Remedies against the Company
A person who has been induced to subscribe for shares may:-
(i) Rescind the contract
(ii) Claim damages
(i) Recession of the Contract:
Where a person has purchased the shares of a company on the faith of a prospectus which contained an untrue or misleading, but not necessarily fraudulent statement, he can seek rescission of the contract.
The right to rescind the contract is available if he proves the following:-
(i) That the prospectus included an untrue or misleading statement or misrepresentation.
(ii) That the untrue or misleading statement was in respect of a material matter and was one of the inducements to apply for shares or debentures.
Case Law: R v. Kylsant (1932)
A prospectus of a company said that the company had paid a dividend every year between 1921 and 1927, years of depression, thus giving the impression of a financially stable company. However, the company had in each of those years incurred considerable losses on trading account and was only able to pay a dividend out of reserves accumulated in previous years. This fact was suppressed.
The court held that the prospectus was false in a material statement and conveyed a false impression.
(iii) That he has taken action promptly to rescind the contract.
The shareholder must start proceedings for rescission within a reasonable time and before the company goes into liquidation.
(ii) Claim Damages
Any person induced by fraud to take shares is entitled to sue the company for damages provided he has rescinded his contract in time. The company is liable in damages where the misrepresentation is an innocent one.
Remedies against the Directors
Any person who subscribed for any shares or debentures on the faith of the prospectus may sue for compensation under Section 45 of the Companies Act.
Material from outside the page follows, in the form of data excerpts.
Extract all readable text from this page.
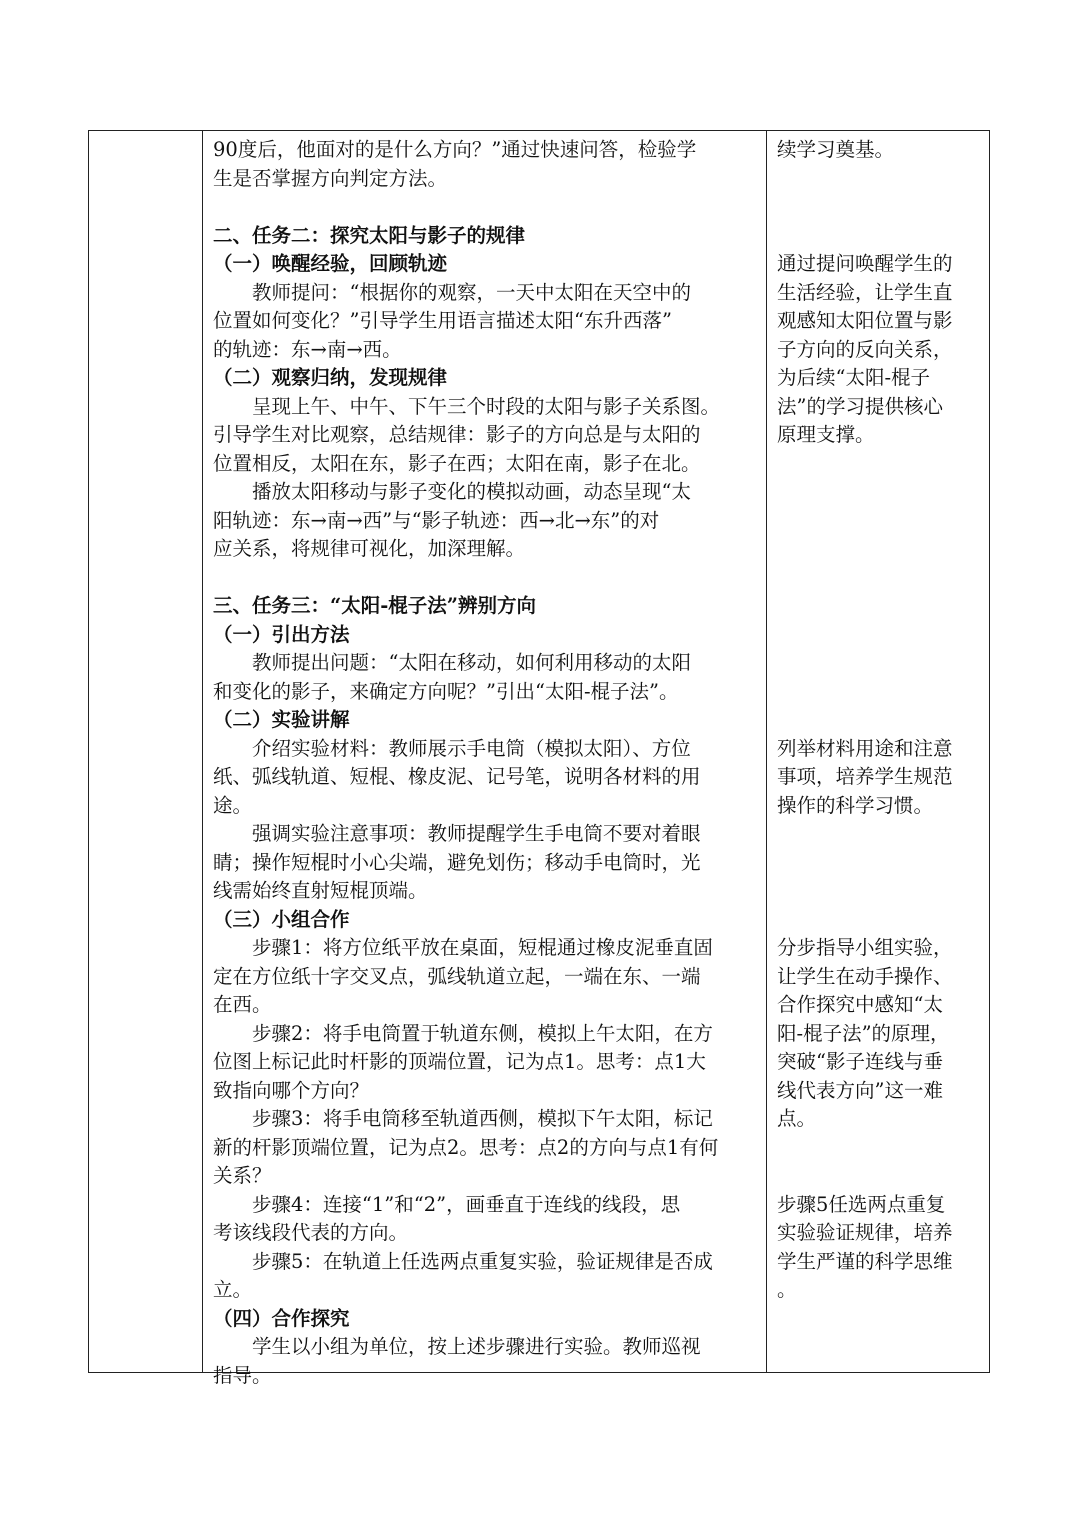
90度后，他面对的是什么方向？”通过快速问答，检验学
生是否掌握方向判定方法。
二、任务二：探究太阳与影子的规律
（一）唤醒经验，回顾轨迹
教师提问：“根据你的观察，一天中太阳在天空中的
位置如何变化？”引导学生用语言描述太阳“东升西落”
的轨迹：东→南→西。
（二）观察归纳，发现规律
呈现上午、中午、下午三个时段的太阳与影子关系图。
引导学生对比观察，总结规律：影子的方向总是与太阳的
位置相反，太阳在东，影子在西；太阳在南，影子在北。
播放太阳移动与影子变化的模拟动画，动态呈现“太
阳轨迹：东→南→西”与“影子轨迹：西→北→东”的对
应关系，将规律可视化，加深理解。
三、任务三：“太阳-棍子法”辨别方向
（一）引出方法
教师提出问题：“太阳在移动，如何利用移动的太阳
和变化的影子，来确定方向呢？”引出“太阳-棍子法”。
（二）实验讲解
介绍实验材料：教师展示手电筒（模拟太阳）、方位
纸、弧线轨道、短棍、橡皮泥、记号笔，说明各材料的用
途。
强调实验注意事项：教师提醒学生手电筒不要对着眼
睛；操作短棍时小心尖端，避免划伤；移动手电筒时，光
线需始终直射短棍顶端。
（三）小组合作
步骤1：将方位纸平放在桌面，短棍通过橡皮泥垂直固
定在方位纸十字交叉点，弧线轨道立起，一端在东、一端
在西。
步骤2：将手电筒置于轨道东侧，模拟上午太阳，在方
位图上标记此时杆影的顶端位置，记为点1。思考：点1大
致指向哪个方向？
步骤3：将手电筒移至轨道西侧，模拟下午太阳，标记
新的杆影顶端位置，记为点2。思考：点2的方向与点1有何
关系？
步骤4：连接“1”和“2”，画垂直于连线的线段，思
考该线段代表的方向。
步骤5：在轨道上任选两点重复实验，验证规律是否成
立。
（四）合作探究
学生以小组为单位，按上述步骤进行实验。教师巡视
指导。
续学习奠基。
通过提问唤醒学生的
生活经验，让学生直
观感知太阳位置与影
子方向的反向关系，
为后续“太阳-棍子
法”的学习提供核心
原理支撑。
列举材料用途和注意
事项，培养学生规范
操作的科学习惯。
分步指导小组实验，
让学生在动手操作、
合作探究中感知“太
阳-棍子法”的原理，
突破“影子连线与垂
线代表方向”这一难
点。
步骤5任选两点重复
实验验证规律，培养
学生严谨的科学思维
。
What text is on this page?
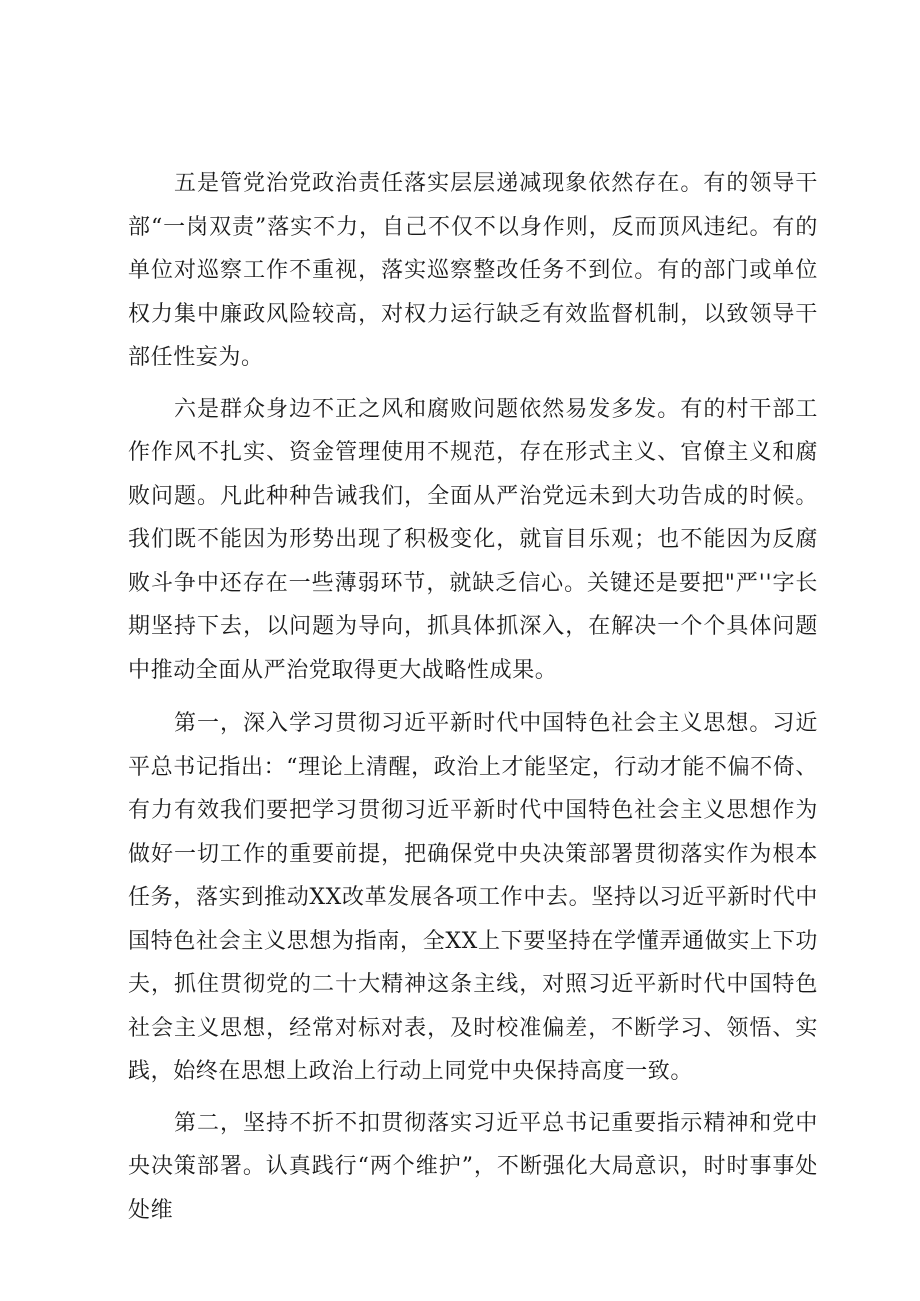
五是管党治党政治责任落实层层递减现象依然存在。有的领导干部“一岗双责”落实不力，自己不仅不以身作则，反而顶风违纪。有的单位对巡察工作不重视，落实巡察整改任务不到位。有的部门或单位权力集中廉政风险较高，对权力运行缺乏有效监督机制，以致领导干部任性妄为。

六是群众身边不正之风和腐败问题依然易发多发。有的村干部工作作风不扎实、资金管理使用不规范，存在形式主义、官僚主义和腐败问题。凡此种种告诫我们，全面从严治党远未到大功告成的时候。我们既不能因为形势出现了积极变化，就盲目乐观；也不能因为反腐败斗争中还存在一些薄弱环节，就缺乏信心。关键还是要把"严''字长期坚持下去，以问题为导向，抓具体抓深入，在解决一个个具体问题中推动全面从严治党取得更大战略性成果。

第一，深入学习贯彻习近平新时代中国特色社会主义思想。习近平总书记指出：“理论上清醒，政治上才能坚定，行动才能不偏不倚、有力有效我们要把学习贯彻习近平新时代中国特色社会主义思想作为做好一切工作的重要前提，把确保党中央决策部署贯彻落实作为根本任务，落实到推动XX改革发展各项工作中去。坚持以习近平新时代中国特色社会主义思想为指南，全XX上下要坚持在学懂弄通做实上下功夫，抓住贯彻党的二十大精神这条主线，对照习近平新时代中国特色社会主义思想，经常对标对表，及时校准偏差，不断学习、领悟、实践，始终在思想上政治上行动上同党中央保持高度一致。

第二，坚持不折不扣贯彻落实习近平总书记重要指示精神和党中央决策部署。认真践行“两个维护”，不断强化大局意识，时时事事处处维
The directors would also be liable under the common law action of deceit for making a statement which is false and which is known to them to be false or is made by them recklessly or without care, whether it is true or false. But they would not be liable for damages if they honestly believed them to be true.
(b) Criminal Liabilities
In order to enforce compliance with its provisions which relate to prospectus, the Companies Act provides the following penalties for non compliance:-
(a) Section 40(4) provides that if application form is not accompanied by a prospectus which contains the prescribed matters and reports, any person responsible is liable to a fine not exceeding Sh. 10,000.
(b) Section 42(2) provides that if a prospectus includes a statement purporting to be made by an expert but does not include the expert’s written consent to the issue, the company and every person who is knowingly a party to the issue shall be liable to a fine not exceeding Sh. 10,000.
(c) Section 43(5) imposes a fine not exceeding Sh. 100 per day for issuing a prospectus without delivering a signed copy thereon to the registrar for registration.
(d) Section 46(1) provides that where a prospectus includes any untrue statement, any person who authorized the issue of the prospectus shall be guilty of an offence and liable to imprisonment for a term not exceeding 2 years or to a fine not exceeding Sh. 10,000 or both.